El pepino figura entre los ingredientes naturales más valorados en la cosmética casera. Su composición, rica en agua, minerales y antioxidantes, lo convierte en una opción popular para el cuidado de la piel. El uso del tónico de pepino en la rutina facial ha sido objeto de atención debido a los beneficios que reporta en pieles propensas a manchas y con tendencia a la opacidad.
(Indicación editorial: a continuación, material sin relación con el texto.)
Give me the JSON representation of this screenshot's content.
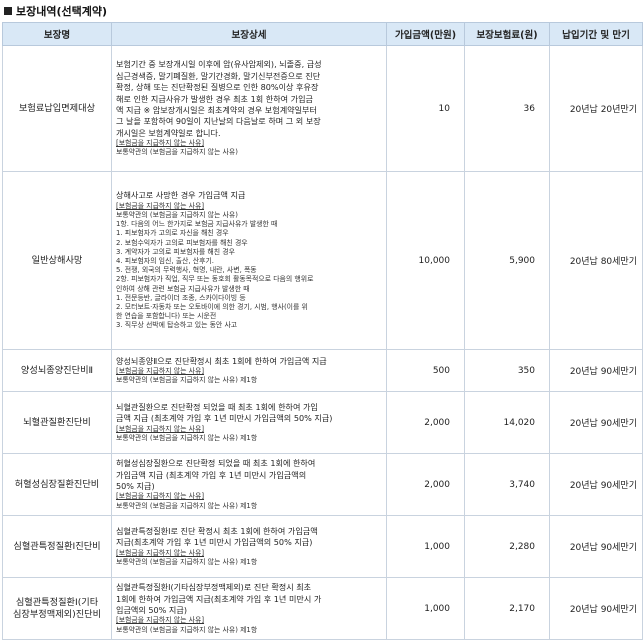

Además, posee propiedades que favorecen la microcirculación cutánea, contribuyendo a una apariencia más saludable. El pepino contiene aproximadamente un 96% de agua, lo cual garantiza una hidratación profunda de la epidermis. Entre sus componentes destacan la vitamina C, vitamina K, ácido fólico, potasio y antioxidantes, que actúan contra los radicales libres asociados con el envejecimiento.
La vitamina C, presente en el pepino, participa en la síntesis de colágeno, proteína fundamental para la firmeza y elasticidad de la piel. El pepino también contiene sílice, un mineral que aporta suavidad y ayuda en la reconstrucción de tejidos cutáneos.
En primer lugar, su acción sobre la hidratación favorece la renovación celular. En segundo término, los antioxidantes y la vitamina C del pepino ayudan a atenuar las manchas, homogeneizando el tono de la piel. No reemplaza tratamientos dermatológicos, pero puede complementar el cuidado diario, especialmente en pieles sensibles que no toleran productos abrasivos.